Cela est relativement aisé, mais à l’évidence insuffisant, tant il apparaît que
le racisme n’a pas besoin de la réalité biologique des races pour sévir.
À
l’inverse, ce serait un contresens de vouloir fonder l’engagement antiraciste
sur la science. Il n’existe en effet pas de définition scientifique de la
dignité humaine, il s’agit là d’un concept philosophique. Aussi le combat
antiraciste, en faveur de la reconnaissance de l’égale dignité de tous les
hommes, au-delà de leur diversité, est-il avant tout de nature morale, reflet
d’une conviction profonde qui n’est évidemment en rien l’apanage exclusif du
scientifique.
Depuis le Moyen Âge jusqu’au XVIIIe siècle,
entre la naissance de l’antisémitisme chrétien, la conquête de l’Amérique et la
traite des esclaves noirs, ce sont donc tous les ingrédients du racisme
qui se mettent en place, tous ses crimes qui commencent d’être perpétrés.
Le racisme s’est structuré en idéologie
à partir de la fin du XVIIIe siècle, en une croyance lorgnant du côté
d’une science pour s’en arroger le prestige. Le racisme possède un fondement
qui n’est pas issu des progrès de la biologie.

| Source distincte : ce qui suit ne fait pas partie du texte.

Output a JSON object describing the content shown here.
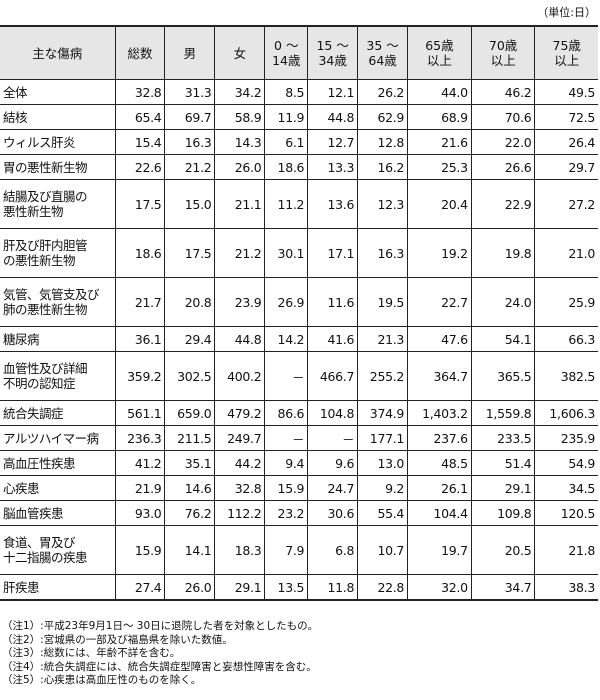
{
  "unit_label": "（単位:日）",
  "headers": [
    "主な傷病",
    "総数",
    "男",
    "女",
    "0 ～\n14歳",
    "15 ～\n34歳",
    "35 ～\n64歳",
    "65歳\n以上",
    "70歳\n以上",
    "75歳\n以上"
  ],
  "rows": [
    {
      "name": "全体",
      "values": [
        "32.8",
        "31.3",
        "34.2",
        "8.5",
        "12.1",
        "26.2",
        "44.0",
        "46.2",
        "49.5"
      ]
    },
    {
      "name": "結核",
      "values": [
        "65.4",
        "69.7",
        "58.9",
        "11.9",
        "44.8",
        "62.9",
        "68.9",
        "70.6",
        "72.5"
      ]
    },
    {
      "name": "ウィルス肝炎",
      "values": [
        "15.4",
        "16.3",
        "14.3",
        "6.1",
        "12.7",
        "12.8",
        "21.6",
        "22.0",
        "26.4"
      ]
    },
    {
      "name": "胃の悪性新生物",
      "values": [
        "22.6",
        "21.2",
        "26.0",
        "18.6",
        "13.3",
        "16.2",
        "25.3",
        "26.6",
        "29.7"
      ]
    },
    {
      "name": "結腸及び直腸の\n悪性新生物",
      "values": [
        "17.5",
        "15.0",
        "21.1",
        "11.2",
        "13.6",
        "12.3",
        "20.4",
        "22.9",
        "27.2"
      ]
    },
    {
      "name": "肝及び肝内胆管\nの悪性新生物",
      "values": [
        "18.6",
        "17.5",
        "21.2",
        "30.1",
        "17.1",
        "16.3",
        "19.2",
        "19.8",
        "21.0"
      ]
    },
    {
      "name": "気管、気管支及び\n肺の悪性新生物",
      "values": [
        "21.7",
        "20.8",
        "23.9",
        "26.9",
        "11.6",
        "19.5",
        "22.7",
        "24.0",
        "25.9"
      ]
    },
    {
      "name": "糖尿病",
      "values": [
        "36.1",
        "29.4",
        "44.8",
        "14.2",
        "41.6",
        "21.3",
        "47.6",
        "54.1",
        "66.3"
      ]
    },
    {
      "name": "血管性及び詳細\n不明の認知症",
      "values": [
        "359.2",
        "302.5",
        "400.2",
        "－",
        "466.7",
        "255.2",
        "364.7",
        "365.5",
        "382.5"
      ]
    },
    {
      "name": "統合失調症",
      "values": [
        "561.1",
        "659.0",
        "479.2",
        "86.6",
        "104.8",
        "374.9",
        "1,403.2",
        "1,559.8",
        "1,606.3"
      ]
    },
    {
      "name": "アルツハイマー病",
      "values": [
        "236.3",
        "211.5",
        "249.7",
        "－",
        "－",
        "177.1",
        "237.6",
        "233.5",
        "235.9"
      ]
    },
    {
      "name": "高血圧性疾患",
      "values": [
        "41.2",
        "35.1",
        "44.2",
        "9.4",
        "9.6",
        "13.0",
        "48.5",
        "51.4",
        "54.9"
      ]
    },
    {
      "name": "心疾患",
      "values": [
        "21.9",
        "14.6",
        "32.8",
        "15.9",
        "24.7",
        "9.2",
        "26.1",
        "29.1",
        "34.5"
      ]
    },
    {
      "name": "脳血管疾患",
      "values": [
        "93.0",
        "76.2",
        "112.2",
        "23.2",
        "30.6",
        "55.4",
        "104.4",
        "109.8",
        "120.5"
      ]
    },
    {
      "name": "食道、胃及び\n十二指腸の疾患",
      "values": [
        "15.9",
        "14.1",
        "18.3",
        "7.9",
        "6.8",
        "10.7",
        "19.7",
        "20.5",
        "21.8"
      ]
    },
    {
      "name": "肝疾患",
      "values": [
        "27.4",
        "26.0",
        "29.1",
        "13.5",
        "11.8",
        "22.8",
        "32.0",
        "34.7",
        "38.3"
      ]
    }
  ],
  "notes": [
    "（注1）:平成23年9月1日～ 30日に退院した者を対象としたもの。",
    "（注2）:宮城県の一部及び福島県を除いた数値。",
    "（注3）:総数には、年齢不詳を含む。",
    "（注4）:統合失調症には、統合失調症型障害と妄想性障害を含む。",
    "（注5）:心疾患は高血圧性のものを除く。"
  ]
}
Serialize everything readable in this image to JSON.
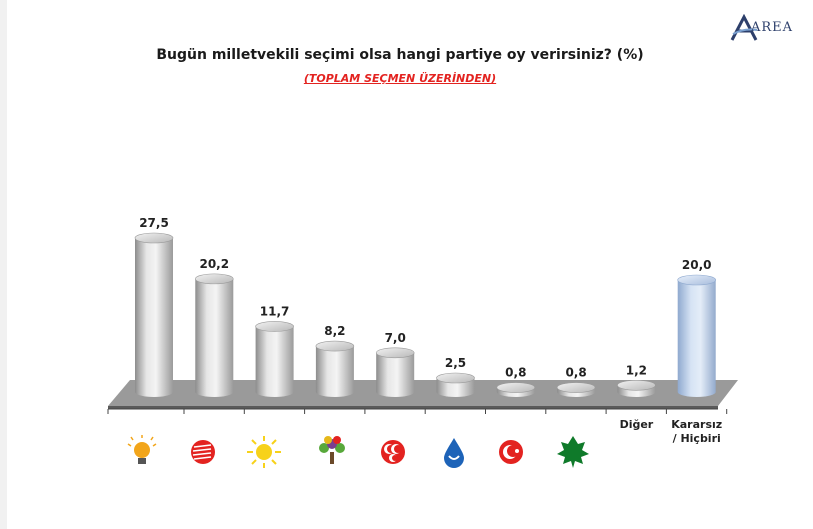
{
  "header": {
    "title": "Bugün milletvekili seçimi olsa hangi partiye oy verirsiniz? (%)",
    "subtitle": "(TOPLAM SEÇMEN ÜZERİNDEN)",
    "logo_text": "AREA"
  },
  "chart_data": {
    "type": "bar",
    "title": "Bugün milletvekili seçimi olsa hangi partiye oy verirsiniz? (%)",
    "subtitle": "(TOPLAM SEÇMEN ÜZERİNDEN)",
    "categories": [
      "",
      "",
      "",
      "",
      "",
      "",
      "",
      "",
      "Diğer",
      "Kararsız / Hiçbiri"
    ],
    "category_icons": [
      "lightbulb-icon",
      "arrows-circle-icon",
      "sun-icon",
      "tree-icon",
      "crescents-icon",
      "water-drop-icon",
      "crescent-star-icon",
      "plane-leaf-icon",
      "",
      ""
    ],
    "values": [
      27.5,
      20.2,
      11.7,
      8.2,
      7.0,
      2.5,
      0.8,
      0.8,
      1.2,
      20.0
    ],
    "value_labels": [
      "27,5",
      "20,2",
      "11,7",
      "8,2",
      "7,0",
      "2,5",
      "0,8",
      "0,8",
      "1,2",
      "20,0"
    ],
    "ylim": [
      0,
      30
    ],
    "grid": false,
    "legend": "none",
    "bar_style": "3d-cylinder",
    "colors": {
      "bar": "#c9c9c9",
      "highlight_bar": "#b9cde8",
      "floor": "#8a8a8a",
      "title_red": "#e32320"
    }
  }
}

Un préjugé raciste peut être défini
comme la tendance à attribuer un ensemble de caractéristiques péjoratives,
transmises héréditairement, à un groupe d’individus, telles que « tous les
Juifs sont avares ». En revanche, toute indication d’une différence physique,
physiologique entre populations n’a évidemment rien de raciste.
Au début du XXe siècle, on
assiste en effet à la tragique synthèse entre le racisme, théorie de
l’inégalité des races ; le déterminisme génétique, qui considère que les
gènes gouvernent toutes les qualités des êtres, notamment les qualités morales
et les capacités mentales des hommes ; et l’eugénisme, qui se fixe pour but l’amélioration
des lignages humains.
La réfutation scientifique de la réalité
des races ne prend pas en compte les très fréquentes racines socio-économiques
d’un racisme qui est souvent le reflet du mal-être et du mal vivre, par exemple
au sein des populations défavorisées de grandes villes. Paradoxalement, il
n’y a que peu de rapports entre la réalité des races et celle du racisme.